Jul 07, 2009 13:31
"We're staying at the camp tonight and going to the project site on Tuesday. I just performed Billie Jean in front of thirty Rastafarians."
James seems to be doing well over there. He and his engineering nerds were apparently honoured guests at the opening of a cathedral and shook hands with the prime minister of Tanzania. I'm not sure if they've lied profusely about who they are and why they're there, or if Tanzania just doesn't get many visitors. He's running with his opportunity, though. I envy him.
Two months til Mexico! I'm far too travel-buggish at the moment - I'm half-seriously wondering if I can get a fourth trip in this year, and Jess and I have started planning next year's jaunt round America. New York, Las Vegas, LA, San Francisco in any order. Well, that's the idea. It may be a little too ambitious for our finances, especially if I keep blowing so much of my money on clothes.
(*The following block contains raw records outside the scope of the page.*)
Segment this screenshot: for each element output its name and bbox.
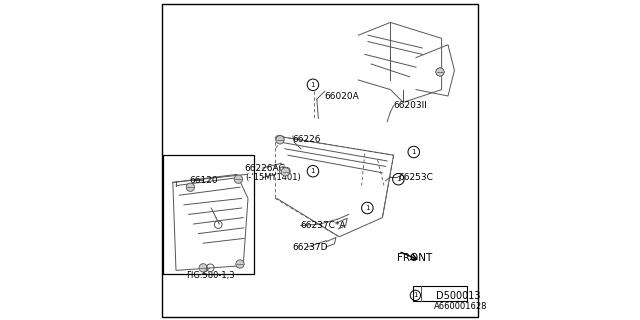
Text: 1: 1 xyxy=(396,176,401,182)
Text: A660001628: A660001628 xyxy=(434,302,488,311)
Text: 1: 1 xyxy=(310,82,316,88)
Bar xyxy=(163,155,254,274)
Text: 1: 1 xyxy=(310,168,316,174)
Text: 1: 1 xyxy=(412,149,416,155)
Text: 66226: 66226 xyxy=(292,135,321,144)
Circle shape xyxy=(276,136,284,144)
Text: 66020A: 66020A xyxy=(325,92,360,100)
Text: 66237D: 66237D xyxy=(292,244,328,252)
Circle shape xyxy=(236,260,244,268)
Circle shape xyxy=(234,175,243,183)
Text: (-’15MY1401): (-’15MY1401) xyxy=(246,173,301,182)
Bar xyxy=(413,286,467,301)
Circle shape xyxy=(186,183,195,191)
Circle shape xyxy=(199,264,207,272)
Circle shape xyxy=(282,168,290,176)
Text: 1: 1 xyxy=(413,292,418,298)
Text: 66120: 66120 xyxy=(189,176,218,185)
Text: FRONT: FRONT xyxy=(397,252,433,263)
Text: 66226AG: 66226AG xyxy=(245,164,286,172)
Text: D500013: D500013 xyxy=(436,291,481,301)
Text: 66253C: 66253C xyxy=(398,173,433,182)
Text: FIG.580-1,3: FIG.580-1,3 xyxy=(187,271,235,280)
Circle shape xyxy=(436,68,444,76)
Text: 1: 1 xyxy=(365,205,370,211)
Text: 66237C*A: 66237C*A xyxy=(301,221,346,230)
Text: 66203II: 66203II xyxy=(394,101,428,110)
I'm doing Rachel's pregnancy photos on Thursday, and I'm getting paid for it (not a huge amount, but it'll cover the dress I bought last week). I'm a little nervous about it, since I'm still not too experienced with photographing people who aren't me. Hopefully it'll be OK, if I shoot high-res RAW images and then edit the living crap out of them. If I can get rid of her stretch marks, she'll be happy. It's been quite surprising to me how many people have responded, when I mention the shoot, with sheer disgust: "Ew! Why would you want photos of that?!" Because... it's a special time in her life? Because she wants to document the life of her baby right from the early days? Even because she's interested in the changes to her body? I find it bizarre the way people have been reacting. It's like I've said, "I'm doing a photoshoot for my cousin. She, her partner and her kids are going to shit on the patio and smear it all over themselves, and she'd like a photo of it to put on the mantlepiece." In this day and age, do we really still think pregnancy is gross? Weird.
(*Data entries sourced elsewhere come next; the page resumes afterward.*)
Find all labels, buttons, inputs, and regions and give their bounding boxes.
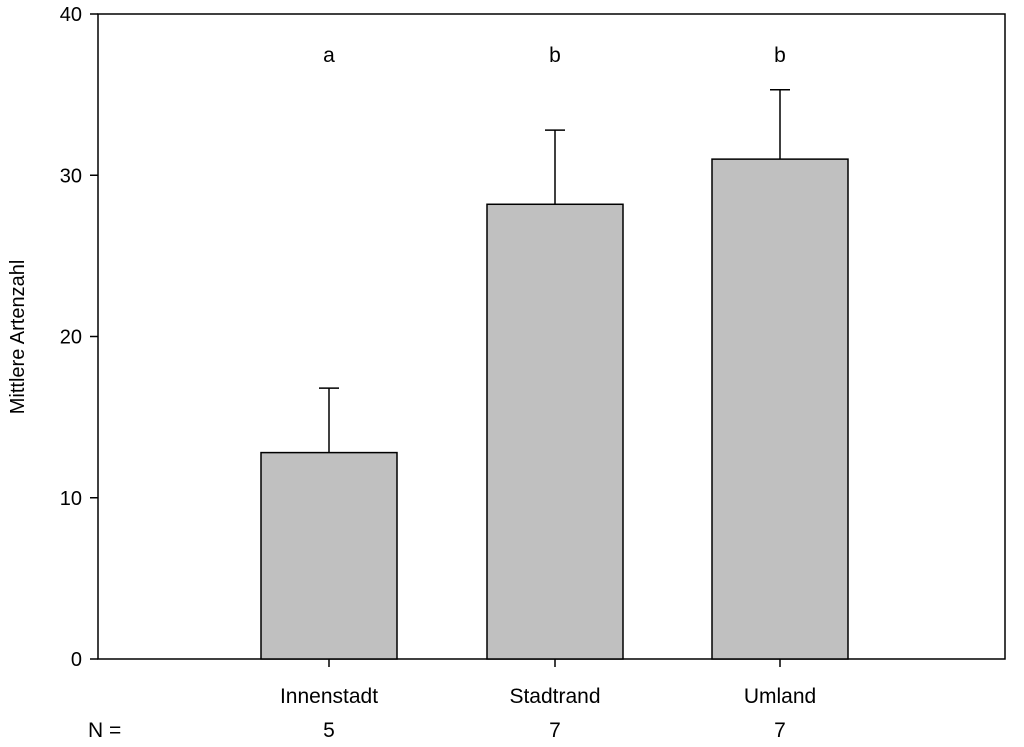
sample-size-value: 5 <box>323 719 335 742</box>
y-tick-label: 30 <box>60 165 82 187</box>
y-tick-label: 10 <box>60 488 82 510</box>
y-tick-label: 0 <box>71 649 82 671</box>
error-bars-layer <box>319 89 790 453</box>
y-tick-label: 40 <box>60 4 82 26</box>
significance-letter: b <box>774 44 786 67</box>
x-tick-label: Innenstadt <box>280 685 378 708</box>
x-tick-label: Stadtrand <box>509 685 600 708</box>
significance-letter: b <box>549 44 561 67</box>
x-tick-label: Umland <box>744 685 816 708</box>
sample-size-row: 5 7 7 N = <box>88 719 786 742</box>
sample-size-value: 7 <box>549 719 561 742</box>
bar-umland <box>711 158 849 660</box>
y-axis-title: Mittlere Artenzahl <box>7 260 29 415</box>
significance-letter: a <box>323 44 335 67</box>
bar-stadtrand <box>486 203 624 660</box>
y-tick-label: 20 <box>60 327 82 349</box>
bars-layer <box>260 158 849 660</box>
y-axis: 0 10 20 30 40 <box>60 4 98 671</box>
x-axis: Innenstadt Stadtrand Umland <box>280 659 816 708</box>
bar-innenstadt <box>260 451 398 660</box>
sample-size-value: 7 <box>774 719 786 742</box>
sample-size-label: N = <box>88 719 121 742</box>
I have a decision to make. It's only a little one, but I think it'll tell me what sort of person I am now. And I'm not telling you what that decision is, because this a public entry and I'm a tease. Sorry.
I went on a two-day training course last week, and I learnt that I'm not supposed to use the word "sorry". Or "actually". Or "unfortunately". Or "but". I bloody hate customer service.